Fin de vie: les évêques catholiques prônent "une aide active à vivre"

Mgr Eric de Moulins-Beaufort, président de la Conférence des évêques de France (CEF), le 7 avril 2022 à Lourdes - Matthieu RONDEL © 2019 AFP
Mgr Eric de Moulins-Beaufort, président de la Conférence des évêques de France (CEF), le 7 avril 2022 à Lourdes - Matthieu RONDEL © 2019 AFP

Les évêques catholiques plaident pour une "aide active à vivre", plutôt que pour une "aide active à mourir", dans une tribune où ils appellent à développer l'offre de soins palliatifs et à ne pas traiter ces questions "sous la pression".

Cette tribune, publiée sur le site du journal Le Monde ce vendredi, est signée par le Conseil permanent de la Conférence des évêques de France (sorte d'exécutif), qui compte dans ses rangs notamment Eric de Moulins-Beaufort, président, Jean-Marc Aveline, cardinal et archevêque de Marseille ou encore Laurent Ulrich, archevêque de Paris.

Il intervient peu après l'avis rendu par le Comité consultatif national d'éthique (CCNE), qui accepte, pour la première fois, la possibilité d'une aide "active" à mourir.

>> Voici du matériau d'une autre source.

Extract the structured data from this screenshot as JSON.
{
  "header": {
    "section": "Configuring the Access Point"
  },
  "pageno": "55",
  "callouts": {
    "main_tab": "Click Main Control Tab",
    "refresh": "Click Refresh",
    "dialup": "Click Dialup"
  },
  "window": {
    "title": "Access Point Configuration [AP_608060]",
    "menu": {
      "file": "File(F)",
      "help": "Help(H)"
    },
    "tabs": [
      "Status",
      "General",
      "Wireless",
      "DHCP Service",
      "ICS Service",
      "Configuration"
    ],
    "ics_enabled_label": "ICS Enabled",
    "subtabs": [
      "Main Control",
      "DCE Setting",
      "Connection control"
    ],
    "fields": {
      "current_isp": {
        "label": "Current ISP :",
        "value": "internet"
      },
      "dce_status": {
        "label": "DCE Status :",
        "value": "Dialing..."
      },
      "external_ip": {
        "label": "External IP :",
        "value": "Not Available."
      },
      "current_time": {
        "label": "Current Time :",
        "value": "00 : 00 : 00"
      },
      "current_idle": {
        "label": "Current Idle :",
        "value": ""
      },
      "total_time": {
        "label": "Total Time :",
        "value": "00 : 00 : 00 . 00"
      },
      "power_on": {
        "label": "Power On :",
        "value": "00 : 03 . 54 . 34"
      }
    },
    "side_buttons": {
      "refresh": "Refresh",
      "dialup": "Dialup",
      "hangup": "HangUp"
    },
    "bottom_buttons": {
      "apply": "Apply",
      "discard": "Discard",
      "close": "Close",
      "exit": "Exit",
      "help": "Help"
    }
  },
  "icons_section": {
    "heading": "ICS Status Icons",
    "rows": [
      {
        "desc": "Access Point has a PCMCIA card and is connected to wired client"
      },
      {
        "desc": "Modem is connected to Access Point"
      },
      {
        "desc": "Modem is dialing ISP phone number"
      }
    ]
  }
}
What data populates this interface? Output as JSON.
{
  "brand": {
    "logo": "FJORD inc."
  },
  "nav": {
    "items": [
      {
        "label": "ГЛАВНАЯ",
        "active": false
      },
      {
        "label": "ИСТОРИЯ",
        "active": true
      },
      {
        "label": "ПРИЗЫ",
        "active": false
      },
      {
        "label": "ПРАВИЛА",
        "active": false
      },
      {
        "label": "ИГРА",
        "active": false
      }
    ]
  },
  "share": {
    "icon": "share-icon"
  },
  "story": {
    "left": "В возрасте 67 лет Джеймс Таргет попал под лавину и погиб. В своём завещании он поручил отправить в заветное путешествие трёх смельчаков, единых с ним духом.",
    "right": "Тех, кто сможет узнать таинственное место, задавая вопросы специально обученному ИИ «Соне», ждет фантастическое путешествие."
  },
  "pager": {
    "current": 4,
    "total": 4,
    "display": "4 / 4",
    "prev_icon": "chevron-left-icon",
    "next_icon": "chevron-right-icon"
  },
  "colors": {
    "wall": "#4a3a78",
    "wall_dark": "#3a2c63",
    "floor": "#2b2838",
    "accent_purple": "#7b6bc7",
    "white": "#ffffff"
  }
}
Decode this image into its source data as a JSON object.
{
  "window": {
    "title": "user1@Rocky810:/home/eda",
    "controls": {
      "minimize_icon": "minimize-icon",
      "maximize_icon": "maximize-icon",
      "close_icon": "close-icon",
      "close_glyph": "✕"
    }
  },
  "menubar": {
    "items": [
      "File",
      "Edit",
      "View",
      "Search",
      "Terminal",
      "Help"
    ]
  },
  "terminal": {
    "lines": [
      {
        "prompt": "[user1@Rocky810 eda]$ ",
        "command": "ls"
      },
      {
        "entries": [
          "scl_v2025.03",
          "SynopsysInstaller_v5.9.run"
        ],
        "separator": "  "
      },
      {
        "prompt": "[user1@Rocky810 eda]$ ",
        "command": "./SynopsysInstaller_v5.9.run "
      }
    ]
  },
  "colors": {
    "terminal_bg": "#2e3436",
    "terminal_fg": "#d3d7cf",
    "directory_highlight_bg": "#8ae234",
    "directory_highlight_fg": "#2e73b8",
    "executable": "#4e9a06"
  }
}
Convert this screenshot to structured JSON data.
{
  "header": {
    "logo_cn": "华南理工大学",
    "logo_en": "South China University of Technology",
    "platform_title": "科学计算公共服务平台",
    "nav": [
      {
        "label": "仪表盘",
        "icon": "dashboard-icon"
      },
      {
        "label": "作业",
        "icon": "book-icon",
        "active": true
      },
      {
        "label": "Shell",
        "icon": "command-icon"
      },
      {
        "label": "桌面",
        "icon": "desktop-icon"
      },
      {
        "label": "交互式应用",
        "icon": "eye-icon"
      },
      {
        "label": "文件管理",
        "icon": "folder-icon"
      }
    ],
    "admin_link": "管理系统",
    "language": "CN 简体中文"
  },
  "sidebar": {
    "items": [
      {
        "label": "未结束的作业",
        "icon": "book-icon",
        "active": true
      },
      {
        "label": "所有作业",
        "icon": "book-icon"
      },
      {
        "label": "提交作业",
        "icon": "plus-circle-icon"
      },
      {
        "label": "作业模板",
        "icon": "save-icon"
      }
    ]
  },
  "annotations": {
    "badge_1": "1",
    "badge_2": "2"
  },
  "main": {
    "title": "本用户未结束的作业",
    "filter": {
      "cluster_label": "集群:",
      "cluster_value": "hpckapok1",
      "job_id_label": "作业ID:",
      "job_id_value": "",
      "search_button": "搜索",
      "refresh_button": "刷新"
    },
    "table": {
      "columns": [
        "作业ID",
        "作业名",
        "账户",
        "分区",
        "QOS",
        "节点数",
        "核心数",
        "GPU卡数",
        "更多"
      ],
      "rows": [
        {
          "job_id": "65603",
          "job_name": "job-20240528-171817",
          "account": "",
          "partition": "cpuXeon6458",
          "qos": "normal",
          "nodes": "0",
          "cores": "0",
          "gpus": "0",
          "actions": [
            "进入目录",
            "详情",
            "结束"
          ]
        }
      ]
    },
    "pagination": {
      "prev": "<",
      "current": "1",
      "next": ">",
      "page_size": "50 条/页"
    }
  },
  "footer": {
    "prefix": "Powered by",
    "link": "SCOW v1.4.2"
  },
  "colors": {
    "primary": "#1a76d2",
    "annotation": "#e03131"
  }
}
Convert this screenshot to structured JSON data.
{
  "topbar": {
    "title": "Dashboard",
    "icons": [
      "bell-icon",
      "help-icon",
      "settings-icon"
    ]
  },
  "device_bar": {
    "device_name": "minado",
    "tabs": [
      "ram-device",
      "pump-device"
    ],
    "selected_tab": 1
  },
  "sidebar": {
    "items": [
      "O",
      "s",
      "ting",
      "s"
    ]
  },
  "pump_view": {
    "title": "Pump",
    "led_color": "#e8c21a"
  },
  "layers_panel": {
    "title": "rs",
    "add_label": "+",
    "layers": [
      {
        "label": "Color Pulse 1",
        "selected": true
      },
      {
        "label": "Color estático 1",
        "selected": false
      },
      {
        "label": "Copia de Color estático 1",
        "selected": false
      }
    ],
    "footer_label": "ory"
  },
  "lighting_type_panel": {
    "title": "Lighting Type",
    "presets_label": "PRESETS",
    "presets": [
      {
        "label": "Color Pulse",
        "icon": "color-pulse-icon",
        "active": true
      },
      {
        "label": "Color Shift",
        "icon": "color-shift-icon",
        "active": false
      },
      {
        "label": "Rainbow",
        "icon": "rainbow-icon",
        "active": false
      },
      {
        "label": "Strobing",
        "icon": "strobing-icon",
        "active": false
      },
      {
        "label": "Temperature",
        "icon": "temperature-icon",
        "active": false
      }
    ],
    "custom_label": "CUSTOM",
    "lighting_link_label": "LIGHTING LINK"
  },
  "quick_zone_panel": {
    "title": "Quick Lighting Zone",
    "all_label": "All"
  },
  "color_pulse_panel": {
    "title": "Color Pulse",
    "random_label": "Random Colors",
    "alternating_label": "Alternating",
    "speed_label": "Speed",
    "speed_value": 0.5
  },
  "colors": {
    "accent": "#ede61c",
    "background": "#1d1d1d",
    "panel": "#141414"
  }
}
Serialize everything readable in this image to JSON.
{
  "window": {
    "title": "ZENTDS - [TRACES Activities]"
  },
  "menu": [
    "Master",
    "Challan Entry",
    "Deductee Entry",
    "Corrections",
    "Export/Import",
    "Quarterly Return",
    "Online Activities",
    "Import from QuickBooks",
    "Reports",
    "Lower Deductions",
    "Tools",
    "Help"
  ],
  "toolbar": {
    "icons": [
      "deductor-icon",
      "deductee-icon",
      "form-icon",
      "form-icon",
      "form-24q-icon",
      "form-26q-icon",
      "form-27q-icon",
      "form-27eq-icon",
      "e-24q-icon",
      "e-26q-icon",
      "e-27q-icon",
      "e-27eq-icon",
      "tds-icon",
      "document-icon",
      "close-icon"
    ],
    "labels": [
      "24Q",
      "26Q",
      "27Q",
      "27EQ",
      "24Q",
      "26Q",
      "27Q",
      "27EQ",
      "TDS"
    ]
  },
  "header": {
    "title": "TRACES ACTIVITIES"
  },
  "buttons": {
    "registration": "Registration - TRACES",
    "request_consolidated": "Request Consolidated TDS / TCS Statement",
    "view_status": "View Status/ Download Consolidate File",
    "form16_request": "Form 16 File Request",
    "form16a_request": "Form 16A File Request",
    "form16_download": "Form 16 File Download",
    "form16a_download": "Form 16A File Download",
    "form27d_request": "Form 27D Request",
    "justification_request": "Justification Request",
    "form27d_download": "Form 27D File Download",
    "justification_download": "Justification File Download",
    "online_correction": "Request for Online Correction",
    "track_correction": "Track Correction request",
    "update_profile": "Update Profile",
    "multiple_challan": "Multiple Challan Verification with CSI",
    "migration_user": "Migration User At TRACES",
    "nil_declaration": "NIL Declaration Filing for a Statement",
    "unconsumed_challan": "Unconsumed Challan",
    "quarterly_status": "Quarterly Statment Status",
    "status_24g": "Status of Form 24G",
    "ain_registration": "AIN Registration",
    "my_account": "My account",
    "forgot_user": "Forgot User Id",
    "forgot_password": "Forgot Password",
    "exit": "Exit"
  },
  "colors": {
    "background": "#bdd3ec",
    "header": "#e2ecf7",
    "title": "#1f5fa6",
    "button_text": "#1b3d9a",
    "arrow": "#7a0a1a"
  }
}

Une "voie française" sur la fin de vie

"A l'écoute de malades, de soignants, de familles, d'acteurs des soins palliatifs, nous percevons que le besoin essentiel du plus grand nombre est d'être considérés, respectés, aidés, accompagnés, non abandonnés. Leur souffrance doit être soulagée, mais leurs appels expriment aussi leur besoin de relation et de proximité. L'attente la plus profonde de tous n'est-elle pas l'aide active à vivre, plutôt que l'aide active à mourir?", interrogent-ils.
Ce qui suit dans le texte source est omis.